In his Copyrights and Copywrongs, Siva Vaidhyanathan traces the history of copyright legislation in Britain and America. In the US, Mark Twain’s advocacy was important, but the US lagged behind Britain, where writers in the Romantic mold played a crucial role:

“As the British author rose in status, British publishers noticed that they benefited as well from the emerging ‘star system.’ Authors and publishers ceased fighting as they realized that they both benefited from a strong copyright system and the rising cultural value of literacy and learning. As the nineteenth century rolled in, more people realized they could make a living as writers for an expanding readership. Both sides soon recognized the political power of the claim that authorial genius ‘deserved’ not just an incentive, but an ample reward for work done on behalf of the Empire and culture.”

Wordsworth’s contribution was critical. When his friend Thomas Noon Talfourd’s roposal to extend copyrights to the author’s lifetime plus sixty years was opposed, Wordsworth “organized a petition drive among British authors in support of the extension. In 1839, Wordsworth, Robert Southey, Thomas Carlyle, and other literary figures submitted petitions to Parliament. Finally, under the stewardship of Lord Mahon, Parliament passed the Copyright Act of 1842, which lasted until the twentieth century. This provided a term of the author’s lifetime plus seven years, or forty-two years from publication— whichever was longer. The authors were fairly happy with their efforts” (47).

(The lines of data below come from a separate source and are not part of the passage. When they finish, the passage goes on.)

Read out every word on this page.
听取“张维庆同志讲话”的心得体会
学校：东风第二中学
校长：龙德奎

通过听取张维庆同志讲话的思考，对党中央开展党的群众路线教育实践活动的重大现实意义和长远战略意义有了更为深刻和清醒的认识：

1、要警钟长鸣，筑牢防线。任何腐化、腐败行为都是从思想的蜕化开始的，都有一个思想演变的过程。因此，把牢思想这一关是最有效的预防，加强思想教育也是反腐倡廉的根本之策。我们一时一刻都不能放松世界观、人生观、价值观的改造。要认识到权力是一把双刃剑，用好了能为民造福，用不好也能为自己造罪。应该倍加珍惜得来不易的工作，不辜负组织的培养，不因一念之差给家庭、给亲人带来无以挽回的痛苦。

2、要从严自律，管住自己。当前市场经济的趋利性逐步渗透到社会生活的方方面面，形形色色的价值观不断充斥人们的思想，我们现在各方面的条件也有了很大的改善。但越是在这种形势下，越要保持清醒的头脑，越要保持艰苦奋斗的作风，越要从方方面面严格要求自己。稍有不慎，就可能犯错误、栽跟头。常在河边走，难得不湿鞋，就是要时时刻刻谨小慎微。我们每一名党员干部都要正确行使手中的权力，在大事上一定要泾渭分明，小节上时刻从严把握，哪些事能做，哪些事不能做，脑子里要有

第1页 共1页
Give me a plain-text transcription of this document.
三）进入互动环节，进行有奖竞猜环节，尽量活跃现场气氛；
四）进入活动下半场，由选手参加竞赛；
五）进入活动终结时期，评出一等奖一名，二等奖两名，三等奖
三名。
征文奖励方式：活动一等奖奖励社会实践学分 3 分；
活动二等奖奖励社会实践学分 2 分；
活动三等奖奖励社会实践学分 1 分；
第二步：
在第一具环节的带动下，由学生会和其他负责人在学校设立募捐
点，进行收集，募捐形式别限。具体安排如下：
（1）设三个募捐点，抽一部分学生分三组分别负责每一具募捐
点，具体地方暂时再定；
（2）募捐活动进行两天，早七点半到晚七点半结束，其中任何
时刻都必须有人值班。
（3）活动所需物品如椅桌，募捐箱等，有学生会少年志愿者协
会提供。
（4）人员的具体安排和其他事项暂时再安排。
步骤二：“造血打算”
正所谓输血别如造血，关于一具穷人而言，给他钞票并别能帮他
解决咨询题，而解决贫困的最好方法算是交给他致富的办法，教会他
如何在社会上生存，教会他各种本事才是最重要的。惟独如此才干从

Vaidhyanathan contends that “the interests of the general public have been ignored by the movements to expand copyright in the 1990s,” but he also opposes those who have abandoned any hope of trying to control piracy. He argues for what he describes as “thin” copyright protection: “just strong enough to encourage and reward aspiring artists, writers, musicians, and entrepreneurs, yet porous enough to allow full and rich democratic speech and the free flow of information” (5).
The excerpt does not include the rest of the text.